Belajar dari pemilihan kepala daerah yang sudah berlangsung di Propinsi Sumatera Barat dan Kota Padang, hasilnya juga sangat mirip dengan hasil ajang pencarian bakat yang ditayangkan di televisi, dimana pemenang ternyata tidak mampu bertahan di puncak popularitas dan produktifitas untuk jangka waktu yang lama. Bahkan runner-up justru memiliki karir dan masa depan yang lebih gemilang. Hal ini juga seakan-akan terjadi pada kontes pemilihan kepala daerah, dimana cukup banyak masyarakat yang menyatakan penyesalan dalam menggunakan hak suaranya dengan memilih sosok yang ternyata tidak memiliki niat yang baik dalam membangun daerah ini, namun sudah terlanjur tertipu dengan kemasan yang begitu baik dan manis.
Sumatera Barat telah membuktikan diri dengan berhasil bertahan sebagai propinsi yang bisa dikatakan medioker menurut pendapat saya, karena tidak mengalami penurunan dalam publisitas, namun juga tidak memiliki peningkatan dalam hal yang sama. Sumatera Barat memang berhasil memenangkan begitu banyak penghargaan tingkat nasional, namun harus diakui penghargaan-penghargaan tersebut sebagian besarnya tidak menyentuh sendi-sendi kehidupan bermasyarakat. Lebih lanjut lagi hasil pembangunan yang ada di Sumatera Barat saat ini ternyata adalah hasil buah pikir dan kreatifitas para pemimpin terdahulu dari propinsi serambi Mekah ini. Namun satu hal yang sangat sering terjadi adalah sejarah kerap ditulis oleh tangan penguasa, sehingga terkadang yang terjadi adalah pemutarbalikan fakta terhadap satu atau banyak kejadian.
Pembangunan Kelok Sembilan bukanlah hasil kerja dari orang yang baru bekerja selama tiga, empat atau lima tahun. Tapi itu adalah buah pikir dan usaha dari pemimpin yang jauh lebih dahulu memimpin propinsi ini, Zainal Bakar.
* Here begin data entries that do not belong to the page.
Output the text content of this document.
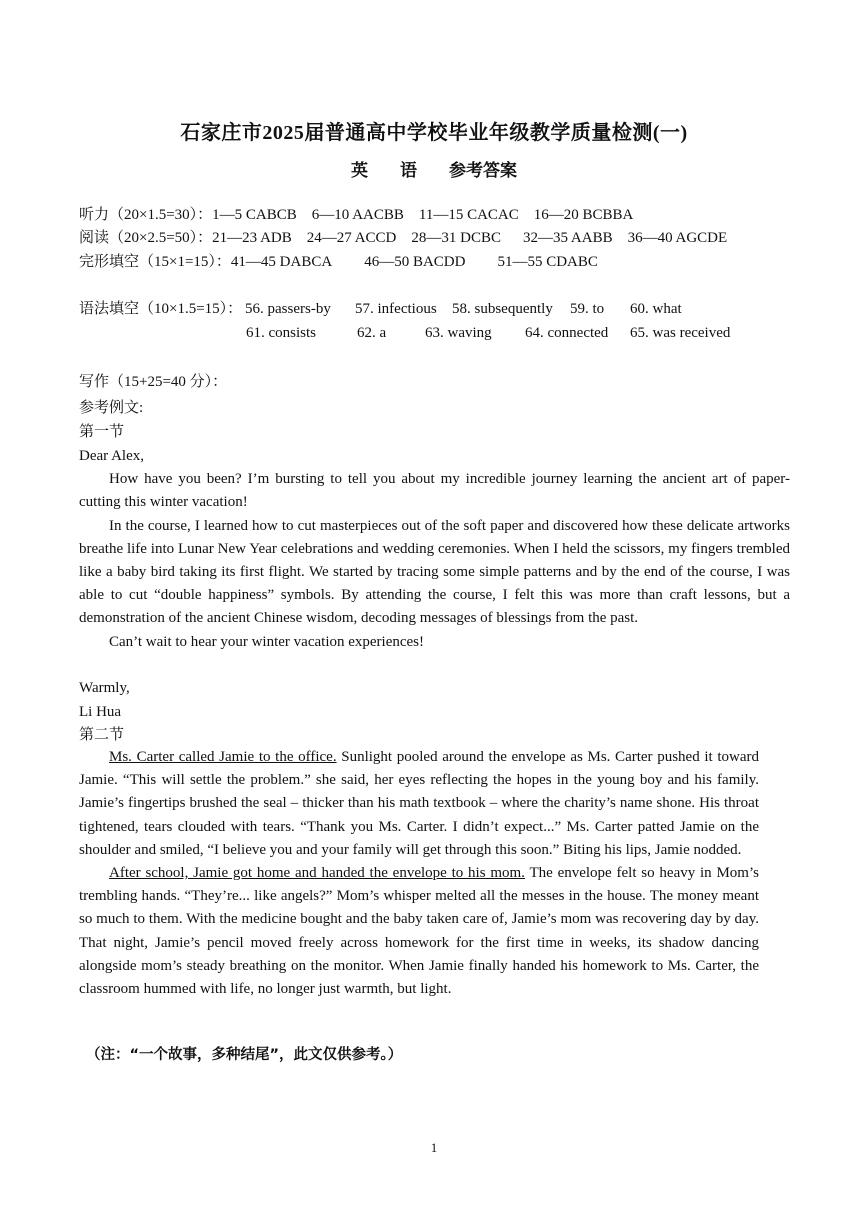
石家庄市2025届普通高中学校毕业年级教学质量检测(一)
英 语 参考答案
听力（20×1.5=30）：1—5 CABCB 6—10 AACBB 11—15 CACAC 16—20 BCBBA
阅读（20×2.5=50）：21—23 ADB 24—27 ACCD 28—31 DCBC 32—35 AABB 36—40 AGCDE
完形填空（15×1=15）：41—45 DABCA 46—50 BACDD 51—55 CDABC
语法填空（10×1.5=15）： 56. passers-by 57. infectious 58. subsequently 59. to 60. what
61. consists	62. a	63. waving 64. connected 65. was received
写作（15+25=40 分）：
参考例文:
第一节

Dear Alex,

How have you been? I’m bursting to tell you about my incredible journey learning the ancient art of paper-cutting this winter vacation!

In the course, I learned how to cut masterpieces out of the soft paper and discovered how these delicate artworks breathe life into Lunar New Year celebrations and wedding ceremonies. When I held the scissors, my fingers trembled like a baby bird taking its first flight. We started by tracing some simple patterns and by the end of the course, I was able to cut “double happiness” symbols. By attending the course, I felt this was more than craft lessons, but a demonstration of the ancient Chinese wisdom, decoding messages of blessings from the past.

Can’t wait to hear your winter vacation experiences!

Warmly,
Li Hua
第二节

Ms. Carter called Jamie to the office. Sunlight pooled around the envelope as Ms. Carter pushed it toward Jamie. “This will settle the problem.” she said, her eyes reflecting the hopes in the young boy and his family. Jamie’s fingertips brushed the seal – thicker than his math textbook – where the charity’s name shone. His throat tightened, tears clouded with tears. “Thank you Ms. Carter. I didn’t expect...” Ms. Carter patted Jamie on the shoulder and smiled, “I believe you and your family will get through this soon.” Biting his lips, Jamie nodded.

After school, Jamie got home and handed the envelope to his mom. The envelope felt so heavy in Mom’s trembling hands. “They’re... like angels?” Mom’s whisper melted all the messes in the house. The money meant so much to them. With the medicine bought and the baby taken care of, Jamie’s mom was recovering day by day. That night, Jamie’s pencil moved freely across homework for the first time in weeks, its shadow dancing alongside mom’s steady breathing on the monitor. When Jamie finally handed his homework to Ms. Carter, the classroom hummed with life, no longer just warmth, but light.

（注：“一个故事，多种结尾”，此文仅供参考。）
1
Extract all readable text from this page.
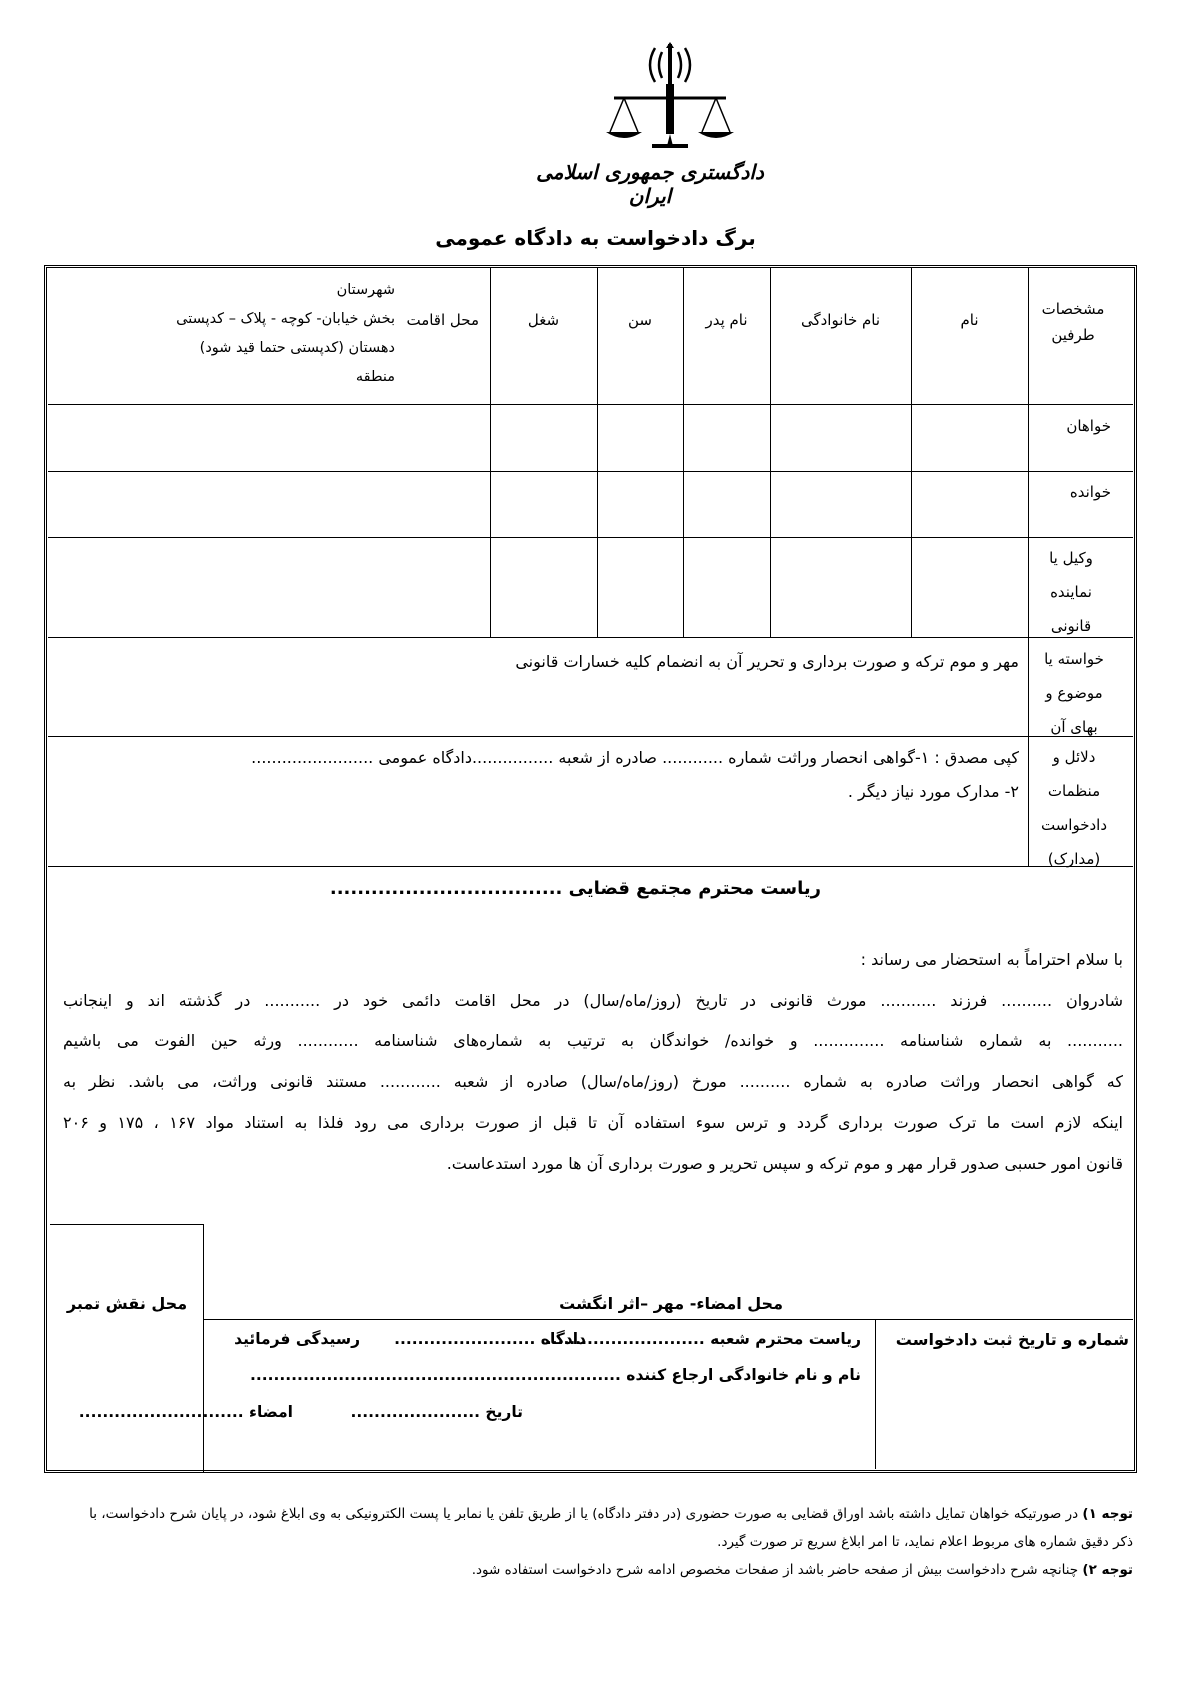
دادگستری جمهوری اسلامی ایران
برگ دادخواست به دادگاه عمومی
مشخصات
طرفین
نام
نام خانوادگی
نام پدر
سن
شغل
محل اقامت
شهرستان
بخش خیابان- کوچه - پلاک – کدپستی
دهستان (کدپستی حتما قید شود)
منطقه
خواهان
خوانده
وکیل یا
نماینده
قانونی
خواسته یا
موضوع و
بهای آن
مهر و موم ترکه و صورت برداری و تحریر آن به انضمام کلیه خسارات قانونی
دلائل و
منظمات
دادخواست
(مدارک)
کپی مصدق : ۱-گواهی انحصار وراثت شماره ............ صادره از شعبه ................دادگاه عمومی ........................
۲- مدارک مورد نیاز دیگر .
ریاست محترم مجتمع قضایی ..................................
با سلام احتراماً به استحضار می رساند :
شادروان .......... فرزند ........... مورث قانونی در تاریخ (روز/ماه/سال) در محل اقامت دائمی خود در ........... در گذشته اند و اینجانب
........... به شماره شناسنامه .............. و خوانده/ خواندگان به ترتیب به شماره‌های شناسنامه ............ ورثه حین الفوت می باشیم
که گواهی انحصار وراثت صادره به شماره .......... مورخ (روز/ماه/سال) صادره از شعبه ............ مستند قانونی وراثت، می باشد. نظر به
اینکه لازم است ما ترک صورت برداری گردد و ترس سوء استفاده آن تا قبل از صورت برداری می رود فلذا به استناد مواد ۱۶۷ ، ۱۷۵ و ۲۰۶
قانون امور حسبی صدور قرار مهر و موم ترکه و سپس تحریر و صورت برداری آن ها مورد استدعاست.
محل نقش تمبر	محل امضاء- مهر –اثر انگشت
شماره و تاریخ ثبت دادخواست
ریاست محترم شعبه ...........................
دادگاه ........................
رسیدگی فرمائید
نام و نام خانوادگی ارجاع کننده ...............................................................
تاریخ ......................
امضاء ............................
توجه ۱) در صورتیکه خواهان تمایل داشته باشد اوراق قضایی به صورت حضوری (در دفتر دادگاه) یا از طریق تلفن یا نمابر یا پست الکترونیکی به وی ابلاغ شود، در پایان شرح دادخواست، با ذکر دقیق شماره های مربوط اعلام نماید، تا امر ابلاغ سریع تر صورت گیرد.
توجه ۲) چنانچه شرح دادخواست بیش از صفحه حاضر باشد از صفحات مخصوص ادامه شرح دادخواست استفاده شود.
Mesjid Raya Sumatera Barat juga bukan baru didirikan dua atau tiga tahun belakangan, melainkan sudah dicanangkan oleh salah satu putra terbaik Sumatera Barat, Gamawan Fauzi. Namun hasil cipta, karsa dan karya para pendahulu tersebut bisa diklaim oleh orang-orang yang memang pada saat ini memegang pena dan stempel kekuasaan.
Hal semacam ini menunjukan kepada kita semua bahwa sudah semakin kurangnya jumlah lelaki dan pemimpin yang mampu bersikap fair dan gentle layaknya seorang pemimpin. Memang dalam politik, semuanya seperti dihalalkan, namun setahu saya yang menggunakan cara-cara seperti itu adalah partai-partai yang berhaluan kiri, yang sampai saat ini pun bisa diragukan kebenarannya. Kesengajaan tidak memberikan masyarakat pendidikan politik yang baik, dan kesengajaan dalam membuat tingkat partisipasi pemilih tetap rendah telah menghasilkan pemimpin-pemimpin yang memiliki kekuasaan namum tidak memiliki legitimasi. Kekuasaan kerap digunakan sebagai sebuah hak kelompok. Hal-hal yang terjadi itu sungguh dapat dikatakan sebagai pengkhianatan terhadap bangsa dan negara.
Sudah waktunya masyarakat memahami kondisi dan keadaan yang sebenarnya. Sudah saatnya masyarakat menerima pemahaman politik yang lebih baik, yang lebih jujur dan tidak terpaku pada sebuah kemasan yang terkesan begitu halus, namun ternyata tidak memiliki niat yang baik, tidak saja sebagai pemimpin, namun sebagai manusia. Apatisme kita sebagai masyarakat dengan tidak terlibat dan tidak memilih dalam sebuah pemilihan telah memberikan sebuah hasil buruk yang akan berlangsung selama lima tahun, dan akan memberikan mereka peluang untuk kembali membodohi kita semua untuk lima tahun berikutnya.